Don’t Let Students Run the University - pseudolus
https://www.theatlantic.com/ideas/archive/2019/05/camille-paglia-protests-represent-dangerous-trend/588859/
======
neilv
A proper undergraduate program today must counteract a lot of awful cultural
nurturing, from contemporary 'news' and 'social media' \-- not coddle students
who arrive thinking they know all about learning, thinking, issues, dialogue,
and what their role should be.

I actually stopped donating to my (still) favorite university, over a last-
straw incident of permissiveness, when some students there were in the news
for shouting down a controversial invited speaker, and forcing the talk to
end.

Instead of those students appearing to get a good corrective dose of education
about the basics of university, marketplace of ideas, critical thinking,
etc.... one of the students instead did a media tour, to try to establish
themself as an activist leader personality, and solicit funding for their
personal career brand.

I'd been donating token amounts to the university, despite money being very
tight, as a symbolic show of appreciation for the opportunities and support
they'd previously given me.

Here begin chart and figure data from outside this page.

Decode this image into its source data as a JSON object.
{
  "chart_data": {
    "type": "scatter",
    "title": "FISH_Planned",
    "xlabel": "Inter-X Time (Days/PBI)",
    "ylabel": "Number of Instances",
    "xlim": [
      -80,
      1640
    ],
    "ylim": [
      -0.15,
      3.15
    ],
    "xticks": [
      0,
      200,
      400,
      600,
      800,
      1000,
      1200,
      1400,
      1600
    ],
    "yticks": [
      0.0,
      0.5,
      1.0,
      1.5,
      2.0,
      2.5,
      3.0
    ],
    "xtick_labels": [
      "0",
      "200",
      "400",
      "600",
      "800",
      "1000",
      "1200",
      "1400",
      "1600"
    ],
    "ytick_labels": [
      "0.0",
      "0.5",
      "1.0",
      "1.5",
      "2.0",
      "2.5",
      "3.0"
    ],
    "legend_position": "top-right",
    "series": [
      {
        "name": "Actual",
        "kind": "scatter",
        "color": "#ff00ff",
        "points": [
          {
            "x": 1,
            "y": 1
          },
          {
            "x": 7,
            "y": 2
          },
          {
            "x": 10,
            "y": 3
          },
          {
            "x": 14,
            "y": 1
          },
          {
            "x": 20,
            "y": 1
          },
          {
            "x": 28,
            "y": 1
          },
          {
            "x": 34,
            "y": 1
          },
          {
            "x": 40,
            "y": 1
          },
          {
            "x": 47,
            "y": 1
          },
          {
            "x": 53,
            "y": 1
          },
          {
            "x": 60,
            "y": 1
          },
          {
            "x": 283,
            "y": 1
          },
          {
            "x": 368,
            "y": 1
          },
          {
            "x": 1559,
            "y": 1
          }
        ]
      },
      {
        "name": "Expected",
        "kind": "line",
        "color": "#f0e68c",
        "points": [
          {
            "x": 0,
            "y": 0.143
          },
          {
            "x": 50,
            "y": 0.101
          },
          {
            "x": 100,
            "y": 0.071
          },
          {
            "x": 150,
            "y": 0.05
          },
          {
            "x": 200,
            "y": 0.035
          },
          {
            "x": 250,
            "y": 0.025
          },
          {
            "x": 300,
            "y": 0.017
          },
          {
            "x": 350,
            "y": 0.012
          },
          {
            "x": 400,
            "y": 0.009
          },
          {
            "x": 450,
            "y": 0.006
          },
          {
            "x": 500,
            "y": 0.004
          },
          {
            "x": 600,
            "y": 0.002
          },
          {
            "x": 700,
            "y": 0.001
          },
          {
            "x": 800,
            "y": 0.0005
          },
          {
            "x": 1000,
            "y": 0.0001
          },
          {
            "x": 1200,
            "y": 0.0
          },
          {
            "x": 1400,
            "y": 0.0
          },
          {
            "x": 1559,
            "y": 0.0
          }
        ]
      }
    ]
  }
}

But, when this incident happened, I'd recently
happened to be in a position to give a small amount of help to an acquaintance
who was a kernel hacker and transgender, and who'd become homeless (and was
worried about where their next meal would come from, and then how to do more
coding to get another job, when they had to worry about being any laptop being
violently taken from them). I asked myself why I was giving any money to
posturing university students who, despite their very privileged university
opportunity, failed to have basic education smacked into them.

(I'd planned to write a letter to the university president, encouraging
education-smacking, and also to resume donations once I had much more funds to
apportion to various purposes, but none of that has happened so far.)